Думала несколько месяцев, читала все доступные в интернете материалы, суть метода, технику выполнения, возможные осложнения и побочные результаты представляла достаточно ясно, но все никак не могла набраться храбрости и выпасть из активной жизни минимум на 2 месяца, то летний отдых, то дальние поездки, то дни рождения мужа и младшего сына, потом зимний отдых. В самом конце декабря 2008 все-таки решила начать действовать. Из небольшого списка харьковских пластических хирургов после изучения их послужных списков, консультаций по телефону и прочтения отзывов на форумах (но по операциям – рино, маммо, липо) осталось 2 хирурга, к которым я собралась на очную консультацию. Тот, у которого уже была в первый раз – Боднарук Ярослав, и главврач государственной косметической больницы Гличенко Александр Иванович, который до 16 февраля в отпуске, но можно проконсультироваться у его коллеги.

В начале января я приехала на консультацию к Боднаруку Ярославу, с 16 вопросами, распечатанными на листе А4, и еще 5 пришло в голову по дороге.

J Получила исчерпывающие ответы на все вопросы и поняла, что к другому хирургу я не хочу. Операцию назначили на 29 января, но заморочившись лунным календарем, я попросила перенести ее на 22 января, чтобы не попасть на новолуние и растущую луну J

Первый этап заключался в установке под здоровую кожу рядом со шрамом тканевого экспандера, позволяющего постепенно подкачивать в него физраствор и за счет растяжения кожи получить лоскут кожи, необходимый для закрытия места иссеченного шрама. Экспандер МакГан, 12 на 8 см, 700 мл, серповидный.
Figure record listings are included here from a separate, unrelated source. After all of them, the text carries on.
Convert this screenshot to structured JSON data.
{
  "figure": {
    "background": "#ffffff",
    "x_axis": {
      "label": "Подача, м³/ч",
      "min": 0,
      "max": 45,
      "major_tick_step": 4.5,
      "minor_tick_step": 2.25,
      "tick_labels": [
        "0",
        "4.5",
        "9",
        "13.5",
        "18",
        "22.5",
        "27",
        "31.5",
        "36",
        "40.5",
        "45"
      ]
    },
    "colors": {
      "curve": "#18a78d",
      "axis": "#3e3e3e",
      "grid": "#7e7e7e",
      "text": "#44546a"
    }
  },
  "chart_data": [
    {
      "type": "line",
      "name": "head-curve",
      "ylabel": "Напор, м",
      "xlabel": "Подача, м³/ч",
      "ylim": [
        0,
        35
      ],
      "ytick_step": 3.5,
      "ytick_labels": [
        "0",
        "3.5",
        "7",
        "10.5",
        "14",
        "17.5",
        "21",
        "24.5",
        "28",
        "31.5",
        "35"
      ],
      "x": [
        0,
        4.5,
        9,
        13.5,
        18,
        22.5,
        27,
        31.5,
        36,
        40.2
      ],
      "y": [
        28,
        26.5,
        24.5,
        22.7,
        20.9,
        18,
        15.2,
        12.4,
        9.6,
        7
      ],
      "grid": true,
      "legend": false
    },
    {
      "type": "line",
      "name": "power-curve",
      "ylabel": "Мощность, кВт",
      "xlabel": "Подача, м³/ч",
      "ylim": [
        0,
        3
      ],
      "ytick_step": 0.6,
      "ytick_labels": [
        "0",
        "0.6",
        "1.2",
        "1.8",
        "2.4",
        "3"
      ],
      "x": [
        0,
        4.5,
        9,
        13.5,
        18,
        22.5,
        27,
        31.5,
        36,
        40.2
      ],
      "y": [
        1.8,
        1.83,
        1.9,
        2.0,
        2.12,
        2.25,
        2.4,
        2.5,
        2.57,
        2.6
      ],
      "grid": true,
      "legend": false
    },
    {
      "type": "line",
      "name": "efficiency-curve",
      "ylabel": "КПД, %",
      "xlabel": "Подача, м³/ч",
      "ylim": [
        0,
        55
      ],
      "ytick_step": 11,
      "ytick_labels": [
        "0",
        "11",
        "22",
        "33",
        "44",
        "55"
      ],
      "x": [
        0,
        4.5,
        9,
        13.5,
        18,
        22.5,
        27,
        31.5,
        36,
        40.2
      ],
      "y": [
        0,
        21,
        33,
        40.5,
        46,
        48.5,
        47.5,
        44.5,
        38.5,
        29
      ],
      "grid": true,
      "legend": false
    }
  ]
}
Операция длилась около 40 минут под местной анестезией и внутривенной седацией (об этом отдельный разговор, т.к. получить кайф от калипсолового наркоза у меня не получилось), экспандер заполнили 220 мл физраствора.
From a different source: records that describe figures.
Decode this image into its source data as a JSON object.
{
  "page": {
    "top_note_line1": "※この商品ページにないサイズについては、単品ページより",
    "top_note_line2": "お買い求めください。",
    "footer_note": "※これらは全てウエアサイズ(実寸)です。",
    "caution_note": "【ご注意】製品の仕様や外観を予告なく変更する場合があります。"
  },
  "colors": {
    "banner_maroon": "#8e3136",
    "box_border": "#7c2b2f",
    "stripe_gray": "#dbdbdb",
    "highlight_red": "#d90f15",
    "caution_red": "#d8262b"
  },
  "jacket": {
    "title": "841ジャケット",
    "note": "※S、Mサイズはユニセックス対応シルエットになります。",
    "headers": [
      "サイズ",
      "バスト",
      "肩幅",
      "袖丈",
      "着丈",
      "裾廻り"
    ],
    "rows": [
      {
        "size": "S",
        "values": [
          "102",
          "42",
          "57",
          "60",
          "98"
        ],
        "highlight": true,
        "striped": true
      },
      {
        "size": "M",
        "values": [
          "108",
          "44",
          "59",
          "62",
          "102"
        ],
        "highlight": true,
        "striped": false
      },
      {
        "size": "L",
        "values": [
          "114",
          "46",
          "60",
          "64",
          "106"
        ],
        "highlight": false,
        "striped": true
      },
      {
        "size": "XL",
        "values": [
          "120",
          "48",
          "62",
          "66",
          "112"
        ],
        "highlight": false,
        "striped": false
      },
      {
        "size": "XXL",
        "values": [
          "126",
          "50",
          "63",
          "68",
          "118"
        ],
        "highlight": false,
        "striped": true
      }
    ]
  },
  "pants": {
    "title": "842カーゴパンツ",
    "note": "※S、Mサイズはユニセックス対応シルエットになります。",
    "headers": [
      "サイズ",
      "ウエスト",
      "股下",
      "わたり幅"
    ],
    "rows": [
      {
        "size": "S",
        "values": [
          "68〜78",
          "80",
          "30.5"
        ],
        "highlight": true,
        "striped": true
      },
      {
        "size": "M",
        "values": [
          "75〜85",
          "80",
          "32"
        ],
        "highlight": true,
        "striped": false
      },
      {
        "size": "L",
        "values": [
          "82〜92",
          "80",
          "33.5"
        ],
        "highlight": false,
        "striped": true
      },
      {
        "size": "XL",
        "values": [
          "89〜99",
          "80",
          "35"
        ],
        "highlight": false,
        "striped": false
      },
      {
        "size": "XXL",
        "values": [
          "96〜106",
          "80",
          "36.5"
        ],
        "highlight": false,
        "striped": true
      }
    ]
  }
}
Через полтора часа после операции я уехала домой. Пока не отошла местная анестезия, ходить и сидеть было не больно, просто чувствовалась тяжесть на мыщце. Через 5-6 часов начались тянущие и покалывающие боли, жжение в области разреза, но ощущения были терпимые, пила кетанов 3 раза в день первые 3 дня только потому, что было больно менять положение тела, вставать в туалет и очень неудобно спать на спине, лопатки и копчик просто горели, оказалось, что у нас очень жесткий матрас, и пара постеленных сверху мягких одеял решила эту проблему. Нога выглядела как после сильного ушиба – отек и синяки. Мазала троксевазином и траумелем. 5 дней пропила антибиотик, пробиотик и начала прием поливитаминов.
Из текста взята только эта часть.